There is a rape scene that involves Fanning, who was 12 years old at the time the picture was filmed, but it lasts less than 30 seconds. It's not at all explicit, but it's devastating nevertheless because of the way this uncannily resourceful actress conveys the horror of her character's violation using little more than the terror in her eyes. It should also be noted that the movie is beautifully filmed — veteran cinematographers Jim Denault and Edward Lachman shot the bulk of it, with gaffer Stephen Thompson stepping in toward the end, and they've captured a vibrant array of cornfield greens and loamy woodland browns and the look of mellow sunlight streaming through cheap curtains.
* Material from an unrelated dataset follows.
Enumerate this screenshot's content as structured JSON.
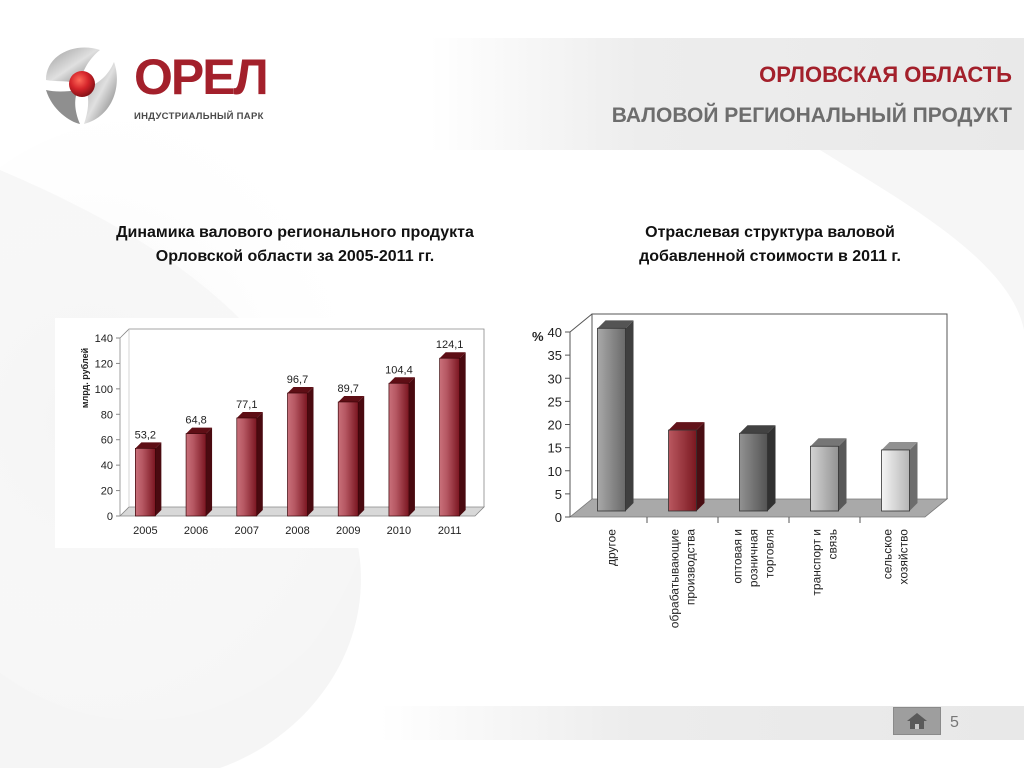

There are also some very fine actors in the cast, among them Robin Wright Penn, David Morse and Afemo Omilami. Unfortunately, the movie in which they are marooned is dreadful in just about every other way.

The story is a Southern Gothic gumbo of surpassing gaudiness. The time is the late 1950s, the place some especially benighted part of the South. (The movie was shot in North Carolina.) Little Lewellen (Fanning) is a bored country girl with an abusive father (Morse) and an Elvis fixation. (She breaks into pelvis-twisting renditions of "Hound Dog" much more often than can possibly be good for her, or, after a while, interesting to anyone else.) Also on hand is Lewellen's Bible-clutching, whiskey-sippin' Grammie (Piper Laurie) and a strange lady identified in the credits as "Stranger Lady" (Penn).

David Morse, an actor of unusual emotional range, is here limited to two expressive modes. When we first meet him, he's a clichй backwoods brute ("Grab your daddy a beer"); later, after he's been knocked off his tractor by a bolt of lightning, he's a moon-faced simpleton, devoid of any further interest. Penn, for her part, pines and sighs and bruises easily, and is compelled to intone some very silly dialogue: Looking out a window at the collection of clapped-out cars that Daddy has left to rust away in a field, she sighs and says, "Emptiness pilin' on emptiness. What can he possibly do with all that emptiness?"

The movie is also inhabited by a passel of happy black folks — of a happiness, in fact, not seen since the heyday of D.W. Griffith. One of these grin-prone characters, a man named Charles (Omilami), befriends little Lewellen, and tells her things like, "Missy, you goan fall outta that tree an' bust yo behind." Charles is into snakes — but then the whole movie is into snakes, to an extent that could fairly be described as insane. They slither along branches and through tall grass, and occasionally rise up in phallic majesty. Charles milks snakes and eats snakes, and he seems to think that Lewellen has some special relationship to snakes, too. It's not clear what Lewellen thinks about this. And by the end of the film, after she has been robbed of her virginity and is lying in bed on a hot summer night and a whole herd of snakes come eeling in through her window to gently arrange themselves on and around her body, we don't know what to think, either. Our minds have shut down in troubled disbelief.